Alimera has announced the positive outcome of the decentralised procedure for Iluvien (fluocinolone acetonide) in Europe, following a report from the reference member state, the UK’s Medicines and Healthcare products Regulatory Agency. It has recommended approval for the drug for the treatment of vision impairment associated with chronic DME considered insufficiently responsive to available therapies to Austria, France, Germany, Italy, Portugal and Spain; in these seven countries, 1.2 million people suffer from DME.
The recommendation is based on data which showed that in patients with chronic DME at month 30, after receiving the Iluvien implant, 38% of patients experienced an improvement from baseline in their best corrected visual acuity. At the completion of the 36-month study, 34% had achieved the same result.
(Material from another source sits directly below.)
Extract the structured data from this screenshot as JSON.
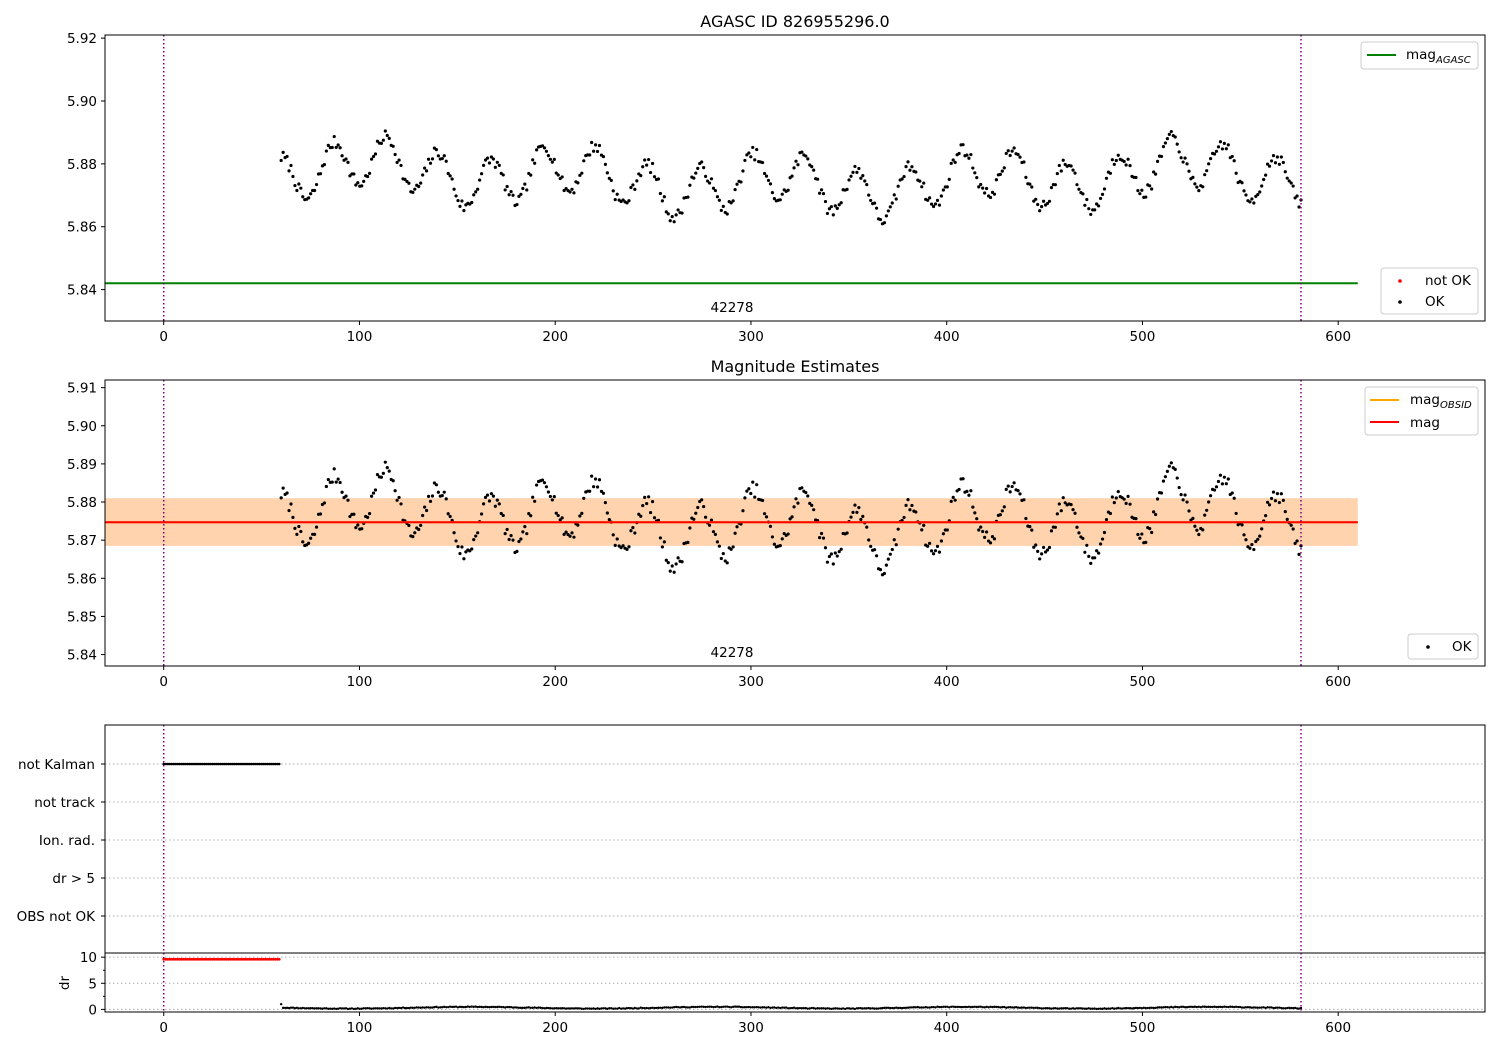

This effect was highly statistically significant as compared to the sham control group, which received laser and other intravitreally administered therapies.
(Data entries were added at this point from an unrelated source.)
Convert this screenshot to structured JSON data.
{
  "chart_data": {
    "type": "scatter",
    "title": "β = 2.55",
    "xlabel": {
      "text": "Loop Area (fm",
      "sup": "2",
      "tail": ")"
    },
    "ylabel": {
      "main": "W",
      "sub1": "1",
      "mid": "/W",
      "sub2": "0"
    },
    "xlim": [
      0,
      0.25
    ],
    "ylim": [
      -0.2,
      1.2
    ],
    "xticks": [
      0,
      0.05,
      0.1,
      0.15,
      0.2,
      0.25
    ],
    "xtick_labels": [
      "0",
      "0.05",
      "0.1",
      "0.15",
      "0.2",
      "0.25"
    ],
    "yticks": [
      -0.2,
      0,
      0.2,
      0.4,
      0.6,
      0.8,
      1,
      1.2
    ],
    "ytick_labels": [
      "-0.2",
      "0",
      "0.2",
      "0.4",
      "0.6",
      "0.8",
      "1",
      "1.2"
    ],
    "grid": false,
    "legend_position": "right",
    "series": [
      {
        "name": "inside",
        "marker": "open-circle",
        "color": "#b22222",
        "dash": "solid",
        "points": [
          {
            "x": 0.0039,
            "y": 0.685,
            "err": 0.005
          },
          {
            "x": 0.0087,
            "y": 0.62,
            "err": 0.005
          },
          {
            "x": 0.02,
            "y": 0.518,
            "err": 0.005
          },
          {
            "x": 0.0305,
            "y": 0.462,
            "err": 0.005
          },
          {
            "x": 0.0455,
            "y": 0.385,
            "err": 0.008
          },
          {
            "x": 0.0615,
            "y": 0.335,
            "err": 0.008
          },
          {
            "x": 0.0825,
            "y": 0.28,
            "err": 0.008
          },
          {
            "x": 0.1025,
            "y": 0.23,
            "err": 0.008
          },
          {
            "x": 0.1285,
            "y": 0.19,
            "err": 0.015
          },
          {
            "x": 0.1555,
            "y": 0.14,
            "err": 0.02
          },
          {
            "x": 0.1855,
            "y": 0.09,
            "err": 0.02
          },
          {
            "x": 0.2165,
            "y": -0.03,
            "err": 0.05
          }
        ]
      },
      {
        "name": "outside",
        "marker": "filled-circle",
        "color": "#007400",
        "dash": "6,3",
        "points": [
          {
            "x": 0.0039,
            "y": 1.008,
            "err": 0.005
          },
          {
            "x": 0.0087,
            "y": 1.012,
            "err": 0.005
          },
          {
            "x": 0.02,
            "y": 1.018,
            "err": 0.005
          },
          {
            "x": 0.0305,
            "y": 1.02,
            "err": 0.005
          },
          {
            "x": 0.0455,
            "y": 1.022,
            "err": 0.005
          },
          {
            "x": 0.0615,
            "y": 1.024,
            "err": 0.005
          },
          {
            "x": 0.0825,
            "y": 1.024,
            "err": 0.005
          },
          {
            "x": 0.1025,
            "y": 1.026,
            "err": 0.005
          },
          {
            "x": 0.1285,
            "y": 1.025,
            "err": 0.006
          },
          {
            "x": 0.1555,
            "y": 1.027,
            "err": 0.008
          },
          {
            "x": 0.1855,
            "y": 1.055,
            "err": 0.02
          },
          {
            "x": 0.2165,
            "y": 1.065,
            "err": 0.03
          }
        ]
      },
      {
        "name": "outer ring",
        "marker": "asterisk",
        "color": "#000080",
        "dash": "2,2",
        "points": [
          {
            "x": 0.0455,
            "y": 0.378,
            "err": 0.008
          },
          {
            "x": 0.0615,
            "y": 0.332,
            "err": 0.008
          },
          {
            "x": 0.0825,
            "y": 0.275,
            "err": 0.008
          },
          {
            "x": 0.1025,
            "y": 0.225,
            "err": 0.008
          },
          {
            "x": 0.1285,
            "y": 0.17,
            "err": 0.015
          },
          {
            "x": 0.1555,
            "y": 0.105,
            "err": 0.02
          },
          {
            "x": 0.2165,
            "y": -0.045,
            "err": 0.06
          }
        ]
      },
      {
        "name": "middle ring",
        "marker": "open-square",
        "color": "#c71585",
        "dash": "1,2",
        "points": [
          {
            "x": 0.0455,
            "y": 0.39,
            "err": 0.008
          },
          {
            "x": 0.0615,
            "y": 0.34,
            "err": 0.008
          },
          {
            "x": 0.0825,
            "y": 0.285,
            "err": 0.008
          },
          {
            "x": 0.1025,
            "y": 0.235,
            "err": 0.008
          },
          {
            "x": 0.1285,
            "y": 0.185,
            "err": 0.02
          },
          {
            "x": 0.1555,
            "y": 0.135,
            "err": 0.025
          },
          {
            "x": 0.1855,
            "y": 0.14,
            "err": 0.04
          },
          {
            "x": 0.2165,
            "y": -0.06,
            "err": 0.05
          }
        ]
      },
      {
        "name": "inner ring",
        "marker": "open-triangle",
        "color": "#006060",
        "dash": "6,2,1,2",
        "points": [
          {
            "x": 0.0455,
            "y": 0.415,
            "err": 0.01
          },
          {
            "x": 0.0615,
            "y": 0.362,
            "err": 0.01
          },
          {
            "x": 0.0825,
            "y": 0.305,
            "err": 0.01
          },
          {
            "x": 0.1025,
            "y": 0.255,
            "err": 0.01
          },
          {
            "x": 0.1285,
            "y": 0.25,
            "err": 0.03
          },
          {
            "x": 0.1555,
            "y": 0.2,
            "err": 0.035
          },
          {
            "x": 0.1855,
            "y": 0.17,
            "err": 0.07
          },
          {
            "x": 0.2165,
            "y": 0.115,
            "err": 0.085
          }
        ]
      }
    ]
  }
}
Simos Simeonidis at Cowen & Co believes that the seven countries that Iluvien is expected to receive approval in account for around $200 million in peak sales. Having spoken with Alimera’s management this morning, he notes that the company is examining all available options, which include both partnering and building its own European salesforce.
The good news from Europe comes as Alimera prepares to meet with the US Food and Drug Administration to discuss the agency’s requirements for a third resubmission of Iluvien. In November, a second complete response letter was issued, with the FD saying Alimera’s New Drug Application did not provide sufficient data to support the drug’s safety and efficacy.
Mr Simeonidis said the hope would be that the agency, especially given the EU news, “may be open to re-considering the harsh requirements it imposed with the second CRL, including running two additional trials”. He added that “the vast majority of retinal specialists we have consulted with believe that Iluvien should have been approved and gotten to the market already”.
However, he went on to say that “barring an unexpected change in the way things are done at the FDA’s Ophthalmic division, it is unfortunately, (in our view, since Iluvien works), tough to be optimistic about a reversal”.